The Government has said it plans to standardise the tax relief for investing in a pension at 33pc, but has not given a timeline for when this will be implemented.
At present, a higher-rate taxpayer gets relief at the marginal rate of 41pc. Lower-rate taxpayers only get relief at 20pc.
But giving all workers a standard 33pc tax relief for pension investment would effectively mean it would cost an extra €8 for every €100 a higher-rate taxpayer invests in a pension.
The vast majority of those who invest in pensions in the private sector are higher-rate taxpayers, earning between €40,000 and €70,000, a number of studies have shown.
Now a broad range of life companies and bodies representing the pensions industry have been brought together by the Professional Insurance Brokers Association (PIBA) in opposition to the pensions proposals.
Groups such as life companies Friends First, Standard Life Aviva and Canada Life came together with the Irish Association of Investment Managers and the Irish Association of Pension Funds to issue a joint statement slamming the proposed pensions changes.
The statement came as a report from investment company Aviva showed that the average worker has a shortfall of €9,100 in their retirement fund.
Overall, there is a savings gap of €20bn in pension investments for workers, according to research by Aviva. This is higher the older people are, as they have less time to make up the difference.
The average 60-year-old needs to invest around €21,000 for the next five years, the life company said. Changing the tax reliefs would exacerbate the pensions investment shortfall.

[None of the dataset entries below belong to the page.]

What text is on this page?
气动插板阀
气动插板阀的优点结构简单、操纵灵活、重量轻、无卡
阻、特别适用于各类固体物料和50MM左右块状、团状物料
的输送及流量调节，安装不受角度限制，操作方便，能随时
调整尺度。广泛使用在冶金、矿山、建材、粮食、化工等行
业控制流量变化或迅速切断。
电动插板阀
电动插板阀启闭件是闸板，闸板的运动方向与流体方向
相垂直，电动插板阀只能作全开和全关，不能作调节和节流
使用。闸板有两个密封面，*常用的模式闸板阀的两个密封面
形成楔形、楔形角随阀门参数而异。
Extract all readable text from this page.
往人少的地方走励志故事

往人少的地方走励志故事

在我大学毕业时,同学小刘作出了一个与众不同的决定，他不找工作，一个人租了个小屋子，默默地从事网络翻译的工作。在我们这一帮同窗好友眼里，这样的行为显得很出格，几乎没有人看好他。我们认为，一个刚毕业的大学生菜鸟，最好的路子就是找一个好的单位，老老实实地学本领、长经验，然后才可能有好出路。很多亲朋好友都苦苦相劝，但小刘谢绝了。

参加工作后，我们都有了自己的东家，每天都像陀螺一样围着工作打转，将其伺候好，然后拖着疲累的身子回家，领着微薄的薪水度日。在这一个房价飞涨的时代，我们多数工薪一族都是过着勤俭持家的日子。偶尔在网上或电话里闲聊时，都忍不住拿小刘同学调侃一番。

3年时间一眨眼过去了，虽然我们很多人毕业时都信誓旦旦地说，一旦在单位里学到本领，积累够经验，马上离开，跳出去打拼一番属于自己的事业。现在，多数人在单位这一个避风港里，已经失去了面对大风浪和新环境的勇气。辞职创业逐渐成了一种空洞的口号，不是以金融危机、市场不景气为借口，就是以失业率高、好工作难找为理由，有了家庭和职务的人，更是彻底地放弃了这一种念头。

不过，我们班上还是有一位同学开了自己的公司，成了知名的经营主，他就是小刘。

PIBA's Diarmuid Kelly said reducing the tax relief would impoverish the middle classes.
"We believe this has the potential to kill off interest in savings and impoverish generations of private-sector, middle-class people in retirement.
"If implemented, it will be a socially divisive policy further widening the inequitable gap between the quantity and quality of private- and public-sector pension coverage."
Chief executive of Standard Life Nigel Dunne said lowering the reliefs for those paying 41pc tax would discourage people from saving for their retirement.
"Reducing income tax relief will reinforce a perception already held by many consumers that there is no point in pension savings if tax relief is granted at 33pc on contributions and paid at 49pc on retirement income," he said.
Someone on a pension would have to pay 49pc in tax because of levies, in addition to the 41pc income tax rate, he explained.
The statement added that the average private-sector worker retired with a pension fund of just €150,000.
In contrast, a public-sector worker who has a pension of €30,000 would need a pension pot of between €1m and €1.3m to buy the equivalent pension in the private sector.